Carl de la Fuente, the city's project manager, told me that earlier lower estimates were just that — estimates. He said the streets in question have specific drainage and soil composition issues that require careful grading and curb/gutter construction, and lower estimates from a private contractor may not have taken that into account. Some nearby streets have had quickie resurfacing fixes that won't last more than a few years, he said. But the design in the curb assessment district, along with new roads, would be built to last 40 years.
Still, the city has moved so slowly that nearly three years have passed since a 2010 straw vote in which 70% of the residents said they would vote to assess themselves curb repair fees. The increased cost since then is making it harder to win support this time, said Stan Hoffman, a resident who has teamed with neighbor Chris McKinnon to campaign for a yes vote.
"I feel like I'll get the money back, because the neighborhood will be so much better," said Hoffman, who thinks the value of his home will increase with the improvements.
Hoffman's estimated assessment is $6,596 and McKinnon's is $7,500. They understand the complexities of why basic services have been scaled back in Los Angeles and elsewhere, due in part to soaring personnel and retiree costs. And they'd rather not have to write fat checks for curb repair. But Hoffman, 70, said he thinks it may be the only way the street gets repaved in his lifetime.

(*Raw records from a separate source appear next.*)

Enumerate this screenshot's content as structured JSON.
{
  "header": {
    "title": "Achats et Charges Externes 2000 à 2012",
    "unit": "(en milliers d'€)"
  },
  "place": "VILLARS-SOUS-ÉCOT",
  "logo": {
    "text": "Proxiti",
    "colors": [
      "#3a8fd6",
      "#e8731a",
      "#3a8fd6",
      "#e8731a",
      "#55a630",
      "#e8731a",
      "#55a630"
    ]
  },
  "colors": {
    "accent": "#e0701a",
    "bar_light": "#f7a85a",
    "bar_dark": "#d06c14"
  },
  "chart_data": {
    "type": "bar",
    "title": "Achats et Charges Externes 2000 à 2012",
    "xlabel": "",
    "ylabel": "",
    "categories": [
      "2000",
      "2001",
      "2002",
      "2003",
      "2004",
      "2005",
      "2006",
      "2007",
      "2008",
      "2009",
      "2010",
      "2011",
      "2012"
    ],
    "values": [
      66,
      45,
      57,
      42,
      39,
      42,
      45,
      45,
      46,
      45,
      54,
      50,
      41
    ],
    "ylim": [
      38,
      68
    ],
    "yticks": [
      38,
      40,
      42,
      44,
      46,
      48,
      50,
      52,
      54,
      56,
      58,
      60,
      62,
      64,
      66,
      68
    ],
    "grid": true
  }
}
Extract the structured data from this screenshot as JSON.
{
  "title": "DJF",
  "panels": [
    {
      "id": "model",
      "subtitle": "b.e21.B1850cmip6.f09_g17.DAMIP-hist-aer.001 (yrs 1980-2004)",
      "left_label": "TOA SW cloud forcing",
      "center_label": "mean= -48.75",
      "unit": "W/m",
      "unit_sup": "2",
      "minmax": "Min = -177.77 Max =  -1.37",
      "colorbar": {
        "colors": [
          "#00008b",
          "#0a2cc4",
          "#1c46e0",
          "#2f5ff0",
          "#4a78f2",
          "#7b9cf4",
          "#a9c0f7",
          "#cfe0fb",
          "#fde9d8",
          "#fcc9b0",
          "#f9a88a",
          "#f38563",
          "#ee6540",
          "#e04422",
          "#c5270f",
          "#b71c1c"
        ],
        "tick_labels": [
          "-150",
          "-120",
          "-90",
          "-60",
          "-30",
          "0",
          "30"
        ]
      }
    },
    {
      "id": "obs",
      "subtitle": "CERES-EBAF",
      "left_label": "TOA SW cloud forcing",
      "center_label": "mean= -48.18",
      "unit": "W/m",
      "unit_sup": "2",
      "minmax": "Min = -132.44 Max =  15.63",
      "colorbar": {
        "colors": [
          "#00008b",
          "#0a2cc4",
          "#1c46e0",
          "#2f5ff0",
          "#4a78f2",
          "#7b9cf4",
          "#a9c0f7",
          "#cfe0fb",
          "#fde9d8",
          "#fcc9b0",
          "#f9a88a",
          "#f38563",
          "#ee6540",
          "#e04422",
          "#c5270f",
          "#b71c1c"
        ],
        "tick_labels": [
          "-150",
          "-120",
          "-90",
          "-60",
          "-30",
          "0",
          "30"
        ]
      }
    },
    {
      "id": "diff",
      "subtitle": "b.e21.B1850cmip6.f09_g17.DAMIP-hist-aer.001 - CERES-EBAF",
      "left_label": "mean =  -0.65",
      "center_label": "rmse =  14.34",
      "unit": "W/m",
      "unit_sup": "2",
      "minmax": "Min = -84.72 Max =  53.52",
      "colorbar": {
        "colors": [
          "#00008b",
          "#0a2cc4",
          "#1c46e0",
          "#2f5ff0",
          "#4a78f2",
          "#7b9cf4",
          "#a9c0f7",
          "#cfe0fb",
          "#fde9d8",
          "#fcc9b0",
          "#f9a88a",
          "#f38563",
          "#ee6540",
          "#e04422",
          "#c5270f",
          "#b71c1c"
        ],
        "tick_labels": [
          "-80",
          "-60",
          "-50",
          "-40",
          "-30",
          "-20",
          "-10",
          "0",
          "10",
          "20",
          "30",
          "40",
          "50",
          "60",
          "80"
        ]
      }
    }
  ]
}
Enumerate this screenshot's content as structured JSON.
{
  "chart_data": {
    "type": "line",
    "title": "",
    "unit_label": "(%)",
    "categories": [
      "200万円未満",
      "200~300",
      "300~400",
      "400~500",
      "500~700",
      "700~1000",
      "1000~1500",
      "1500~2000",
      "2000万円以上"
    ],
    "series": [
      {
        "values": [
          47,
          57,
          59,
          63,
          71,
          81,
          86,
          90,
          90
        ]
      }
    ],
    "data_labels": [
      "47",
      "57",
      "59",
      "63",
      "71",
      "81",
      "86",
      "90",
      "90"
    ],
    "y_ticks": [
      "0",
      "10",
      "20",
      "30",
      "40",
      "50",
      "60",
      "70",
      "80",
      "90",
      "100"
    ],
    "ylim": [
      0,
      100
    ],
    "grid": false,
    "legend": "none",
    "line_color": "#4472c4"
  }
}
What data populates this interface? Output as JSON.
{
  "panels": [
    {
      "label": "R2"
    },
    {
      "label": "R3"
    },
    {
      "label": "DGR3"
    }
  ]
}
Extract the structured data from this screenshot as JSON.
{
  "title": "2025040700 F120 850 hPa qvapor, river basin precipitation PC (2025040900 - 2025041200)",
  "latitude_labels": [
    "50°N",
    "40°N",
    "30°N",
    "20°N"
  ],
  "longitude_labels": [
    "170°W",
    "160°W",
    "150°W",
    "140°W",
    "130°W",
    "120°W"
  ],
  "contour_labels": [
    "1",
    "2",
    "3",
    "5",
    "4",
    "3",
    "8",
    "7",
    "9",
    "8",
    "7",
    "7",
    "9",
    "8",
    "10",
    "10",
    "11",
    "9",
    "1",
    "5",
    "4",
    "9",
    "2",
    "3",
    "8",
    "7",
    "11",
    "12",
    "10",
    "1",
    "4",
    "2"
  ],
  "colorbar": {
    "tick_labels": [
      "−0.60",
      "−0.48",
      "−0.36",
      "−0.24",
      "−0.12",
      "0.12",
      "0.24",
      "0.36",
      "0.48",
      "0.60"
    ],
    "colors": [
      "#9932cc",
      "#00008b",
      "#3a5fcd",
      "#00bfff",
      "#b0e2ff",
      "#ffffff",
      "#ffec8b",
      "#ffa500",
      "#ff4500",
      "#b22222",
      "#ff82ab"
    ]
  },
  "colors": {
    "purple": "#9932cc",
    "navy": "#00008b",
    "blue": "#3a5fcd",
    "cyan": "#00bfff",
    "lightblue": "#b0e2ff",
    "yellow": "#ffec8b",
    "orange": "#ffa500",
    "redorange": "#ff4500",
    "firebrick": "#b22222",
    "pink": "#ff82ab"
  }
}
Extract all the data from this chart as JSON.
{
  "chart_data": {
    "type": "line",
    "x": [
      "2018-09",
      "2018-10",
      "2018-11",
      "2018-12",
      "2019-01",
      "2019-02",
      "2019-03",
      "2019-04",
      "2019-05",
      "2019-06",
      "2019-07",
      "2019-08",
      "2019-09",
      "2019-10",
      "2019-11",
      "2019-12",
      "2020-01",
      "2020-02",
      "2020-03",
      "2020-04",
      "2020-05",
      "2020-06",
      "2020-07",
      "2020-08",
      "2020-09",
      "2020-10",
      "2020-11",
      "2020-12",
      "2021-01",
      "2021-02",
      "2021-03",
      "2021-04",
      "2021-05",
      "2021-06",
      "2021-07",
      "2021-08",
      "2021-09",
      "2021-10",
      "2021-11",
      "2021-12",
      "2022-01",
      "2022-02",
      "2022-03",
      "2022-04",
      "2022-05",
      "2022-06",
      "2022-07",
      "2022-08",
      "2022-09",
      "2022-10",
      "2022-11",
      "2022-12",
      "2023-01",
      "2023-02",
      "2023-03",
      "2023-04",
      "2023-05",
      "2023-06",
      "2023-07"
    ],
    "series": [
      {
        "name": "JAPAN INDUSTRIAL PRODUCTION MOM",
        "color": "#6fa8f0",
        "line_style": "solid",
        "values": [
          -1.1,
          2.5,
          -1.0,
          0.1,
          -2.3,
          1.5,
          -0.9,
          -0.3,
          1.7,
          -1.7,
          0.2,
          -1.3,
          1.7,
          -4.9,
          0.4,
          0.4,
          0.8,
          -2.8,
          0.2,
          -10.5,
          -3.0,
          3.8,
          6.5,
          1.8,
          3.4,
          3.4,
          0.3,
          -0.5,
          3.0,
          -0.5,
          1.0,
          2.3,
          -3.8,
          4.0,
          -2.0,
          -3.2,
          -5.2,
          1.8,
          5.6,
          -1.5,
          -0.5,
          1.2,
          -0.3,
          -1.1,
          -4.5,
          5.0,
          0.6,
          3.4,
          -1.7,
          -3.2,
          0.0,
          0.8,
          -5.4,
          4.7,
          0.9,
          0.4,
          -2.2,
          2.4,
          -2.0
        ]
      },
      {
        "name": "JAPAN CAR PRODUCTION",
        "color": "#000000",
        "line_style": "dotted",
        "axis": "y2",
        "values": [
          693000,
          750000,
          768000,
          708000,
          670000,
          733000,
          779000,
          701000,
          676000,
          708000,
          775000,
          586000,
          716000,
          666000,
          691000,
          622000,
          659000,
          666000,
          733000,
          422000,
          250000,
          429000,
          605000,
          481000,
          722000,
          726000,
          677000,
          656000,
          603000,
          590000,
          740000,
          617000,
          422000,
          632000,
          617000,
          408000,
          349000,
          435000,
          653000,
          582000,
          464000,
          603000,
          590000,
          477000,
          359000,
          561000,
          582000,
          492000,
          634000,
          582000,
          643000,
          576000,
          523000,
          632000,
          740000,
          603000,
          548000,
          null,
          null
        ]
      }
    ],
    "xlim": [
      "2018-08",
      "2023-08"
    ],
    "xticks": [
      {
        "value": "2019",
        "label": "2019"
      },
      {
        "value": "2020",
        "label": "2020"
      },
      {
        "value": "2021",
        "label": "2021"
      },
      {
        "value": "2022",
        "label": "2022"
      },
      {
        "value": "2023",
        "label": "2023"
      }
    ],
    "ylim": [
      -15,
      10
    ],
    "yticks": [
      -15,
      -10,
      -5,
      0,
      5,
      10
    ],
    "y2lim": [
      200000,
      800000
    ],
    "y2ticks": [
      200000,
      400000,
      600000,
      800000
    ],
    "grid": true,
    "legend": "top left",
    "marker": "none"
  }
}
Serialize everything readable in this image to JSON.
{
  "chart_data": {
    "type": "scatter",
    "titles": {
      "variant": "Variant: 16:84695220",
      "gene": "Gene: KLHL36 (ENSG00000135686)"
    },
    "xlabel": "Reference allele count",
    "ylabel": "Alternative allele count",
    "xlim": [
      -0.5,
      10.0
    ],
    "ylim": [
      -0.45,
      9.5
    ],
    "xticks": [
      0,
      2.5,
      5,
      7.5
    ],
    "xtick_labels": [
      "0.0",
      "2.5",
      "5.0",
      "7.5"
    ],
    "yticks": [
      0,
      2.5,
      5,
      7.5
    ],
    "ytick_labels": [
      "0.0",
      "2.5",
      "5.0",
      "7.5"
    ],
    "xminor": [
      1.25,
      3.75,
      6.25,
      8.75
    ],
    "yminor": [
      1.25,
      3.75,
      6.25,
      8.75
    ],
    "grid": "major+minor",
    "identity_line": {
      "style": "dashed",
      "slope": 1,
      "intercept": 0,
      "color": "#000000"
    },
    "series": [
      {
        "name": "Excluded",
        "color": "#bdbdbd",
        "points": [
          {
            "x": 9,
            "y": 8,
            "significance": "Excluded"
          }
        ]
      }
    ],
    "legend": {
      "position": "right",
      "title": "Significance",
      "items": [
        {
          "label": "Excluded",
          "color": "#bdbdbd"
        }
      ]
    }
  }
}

Councilman Mike Bonin, Rosendahl's brand new successor, told me he didn't want to choose sides. But he said the city seems to have a "pathetic dynamic" in which streets like East Boulevard are deemed to be so bad "they're not worth fixing," and available funds are instead spent on streets that are salvageable.
Pathetic is an apt description.
Bonin also said "it's unreasonable to expect hard-working people" to have to "pick up the tab" for basic improvements on what he perceives as public property, such as curbs and sidewalks.
I agree. But where does that leave it?
Maybe it's time for a bond measure, said Bonin, that raises money not just for street repair, but for the 4,500 miles of bad sidewalk too.
In other words, if you want streets and sidewalks fixed anytime soon in Los Angeles, you can beg, you can complain and you can even scream. But in the end, one way or another, you're going to pay.